There are three key aspects to our approach to accommodation – which is also regulated by our current 2012 Social and Labour Plans (p149):

  • Construction of family accommodation: Although the original Mining Charter requires us to upgrade hostels into family accommodation – we prefer to go further and construct new family units in viable, stable communities. In 2012, Gold Fields initiated construction of 200 new family units at East Village and Glenharvie near KDC
  • Upgrading of single-person hostels: During 2012, we upgraded 329 rooms at hostels in South Deep. We are currently looking at longer term plans to fundamentally review our housing and hostel policy at South Deep

Living out

A total of 15,359 of our employees in South Africa decide not to live in high-density or family accommodation – and receive a Living Out Allowance (LOA) of R1,640 (US$200) a month.

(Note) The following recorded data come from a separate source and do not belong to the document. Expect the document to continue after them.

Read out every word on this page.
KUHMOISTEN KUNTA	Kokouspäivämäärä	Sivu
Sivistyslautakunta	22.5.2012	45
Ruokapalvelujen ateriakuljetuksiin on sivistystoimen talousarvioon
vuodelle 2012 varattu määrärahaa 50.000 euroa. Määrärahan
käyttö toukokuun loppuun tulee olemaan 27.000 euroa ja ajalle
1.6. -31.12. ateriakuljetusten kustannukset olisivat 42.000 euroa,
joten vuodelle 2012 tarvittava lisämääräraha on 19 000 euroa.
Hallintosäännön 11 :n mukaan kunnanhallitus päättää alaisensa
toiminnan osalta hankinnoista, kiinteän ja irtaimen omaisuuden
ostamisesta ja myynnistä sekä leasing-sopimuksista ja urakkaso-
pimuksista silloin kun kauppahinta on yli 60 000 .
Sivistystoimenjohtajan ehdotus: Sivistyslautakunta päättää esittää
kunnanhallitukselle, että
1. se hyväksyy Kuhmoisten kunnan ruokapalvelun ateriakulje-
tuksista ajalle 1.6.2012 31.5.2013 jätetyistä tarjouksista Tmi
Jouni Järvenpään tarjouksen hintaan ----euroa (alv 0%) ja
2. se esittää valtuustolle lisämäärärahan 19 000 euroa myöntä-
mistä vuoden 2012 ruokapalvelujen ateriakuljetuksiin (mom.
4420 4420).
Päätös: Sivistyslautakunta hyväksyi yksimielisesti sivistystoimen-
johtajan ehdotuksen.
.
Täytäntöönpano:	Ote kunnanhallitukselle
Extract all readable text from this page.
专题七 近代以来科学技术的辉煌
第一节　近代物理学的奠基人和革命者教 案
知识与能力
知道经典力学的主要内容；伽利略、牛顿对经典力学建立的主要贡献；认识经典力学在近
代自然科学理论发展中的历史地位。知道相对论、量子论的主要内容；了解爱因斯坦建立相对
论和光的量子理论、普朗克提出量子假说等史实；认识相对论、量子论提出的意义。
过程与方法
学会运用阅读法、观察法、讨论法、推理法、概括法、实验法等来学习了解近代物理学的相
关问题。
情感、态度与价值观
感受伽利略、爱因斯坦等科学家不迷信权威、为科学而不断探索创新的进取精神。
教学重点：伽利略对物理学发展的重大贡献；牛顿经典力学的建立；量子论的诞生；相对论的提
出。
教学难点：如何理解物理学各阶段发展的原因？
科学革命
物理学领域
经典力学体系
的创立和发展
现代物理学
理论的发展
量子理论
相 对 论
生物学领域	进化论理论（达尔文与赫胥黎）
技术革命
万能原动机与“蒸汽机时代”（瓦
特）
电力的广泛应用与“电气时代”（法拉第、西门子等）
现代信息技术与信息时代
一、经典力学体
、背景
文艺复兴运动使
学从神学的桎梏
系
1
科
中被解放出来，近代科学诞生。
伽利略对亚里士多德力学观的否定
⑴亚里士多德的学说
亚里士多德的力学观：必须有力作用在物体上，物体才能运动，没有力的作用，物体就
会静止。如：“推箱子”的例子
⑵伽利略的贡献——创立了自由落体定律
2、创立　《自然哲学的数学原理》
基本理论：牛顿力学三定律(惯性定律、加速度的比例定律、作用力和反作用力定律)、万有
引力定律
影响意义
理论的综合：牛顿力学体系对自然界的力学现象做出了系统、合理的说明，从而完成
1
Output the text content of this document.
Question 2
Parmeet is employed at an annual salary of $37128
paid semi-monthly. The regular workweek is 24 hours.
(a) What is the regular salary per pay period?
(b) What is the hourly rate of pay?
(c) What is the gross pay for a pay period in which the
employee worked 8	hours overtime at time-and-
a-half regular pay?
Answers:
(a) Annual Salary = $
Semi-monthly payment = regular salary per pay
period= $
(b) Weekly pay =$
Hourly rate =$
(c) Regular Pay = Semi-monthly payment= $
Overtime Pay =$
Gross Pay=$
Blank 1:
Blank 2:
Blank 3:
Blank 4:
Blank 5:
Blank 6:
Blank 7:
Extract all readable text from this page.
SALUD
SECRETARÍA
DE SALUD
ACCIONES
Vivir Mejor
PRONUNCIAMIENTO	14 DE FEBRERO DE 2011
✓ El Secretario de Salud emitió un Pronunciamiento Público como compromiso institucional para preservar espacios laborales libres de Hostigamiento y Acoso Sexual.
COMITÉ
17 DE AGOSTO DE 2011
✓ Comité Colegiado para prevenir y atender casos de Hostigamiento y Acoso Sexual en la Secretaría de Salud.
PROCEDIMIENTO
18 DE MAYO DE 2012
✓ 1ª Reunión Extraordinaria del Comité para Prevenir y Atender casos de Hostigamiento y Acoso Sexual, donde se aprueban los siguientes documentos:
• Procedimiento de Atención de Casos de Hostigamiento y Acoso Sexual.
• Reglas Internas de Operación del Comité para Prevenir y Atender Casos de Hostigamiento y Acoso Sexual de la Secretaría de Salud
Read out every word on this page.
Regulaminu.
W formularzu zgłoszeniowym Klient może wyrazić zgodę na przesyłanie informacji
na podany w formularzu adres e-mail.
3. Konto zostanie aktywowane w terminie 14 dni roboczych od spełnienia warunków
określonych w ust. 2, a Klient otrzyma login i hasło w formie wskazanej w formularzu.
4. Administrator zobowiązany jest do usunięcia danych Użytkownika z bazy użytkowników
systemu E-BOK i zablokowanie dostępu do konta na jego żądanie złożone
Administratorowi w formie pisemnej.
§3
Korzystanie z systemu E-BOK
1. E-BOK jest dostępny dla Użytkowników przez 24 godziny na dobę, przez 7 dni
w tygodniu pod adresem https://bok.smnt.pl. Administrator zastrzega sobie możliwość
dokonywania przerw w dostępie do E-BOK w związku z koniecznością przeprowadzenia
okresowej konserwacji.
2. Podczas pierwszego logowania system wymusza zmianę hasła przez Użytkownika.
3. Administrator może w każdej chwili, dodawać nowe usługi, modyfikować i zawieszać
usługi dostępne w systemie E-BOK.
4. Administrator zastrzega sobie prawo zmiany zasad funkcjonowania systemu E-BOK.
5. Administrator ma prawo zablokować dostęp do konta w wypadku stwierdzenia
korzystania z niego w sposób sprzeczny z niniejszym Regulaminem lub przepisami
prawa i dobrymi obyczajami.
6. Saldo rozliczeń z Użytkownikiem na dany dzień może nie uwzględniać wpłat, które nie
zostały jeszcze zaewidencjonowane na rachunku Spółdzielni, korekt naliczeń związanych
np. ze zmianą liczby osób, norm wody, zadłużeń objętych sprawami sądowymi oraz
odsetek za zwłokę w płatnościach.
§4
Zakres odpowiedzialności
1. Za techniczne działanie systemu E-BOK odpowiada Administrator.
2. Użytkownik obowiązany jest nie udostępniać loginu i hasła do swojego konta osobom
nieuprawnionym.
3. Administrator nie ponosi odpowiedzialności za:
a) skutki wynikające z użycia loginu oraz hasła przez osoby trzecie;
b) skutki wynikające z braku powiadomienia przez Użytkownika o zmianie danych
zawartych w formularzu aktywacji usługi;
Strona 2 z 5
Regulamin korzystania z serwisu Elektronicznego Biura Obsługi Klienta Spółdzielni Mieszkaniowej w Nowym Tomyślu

Many employees who take up the LOA choose to live in informal settlements. We do not encourage these informal settlements, but to the extent that they appear inevitable, we try and mitigate their negative impacts and ensure the wellbeing of our employees by helping improve living conditions there. As poor living conditions were identified as one of the underlying reasons for the illegal strike actions that affected South African gold mines during 2012 (p38 – 39), the LOA and its attached conditions need to be re-evaluated.

Efforts to improve living conditions in informal settlements include the ongoing supply of safe drinking water and assistance with waste management. In addition, we are exploring potential opportunities to work with other stakeholders (including our peer companies and local officials) on a joint Community Waste Management Project on the West Rand, and to potentially integrate relevant informal settlements into our own waste management programmes.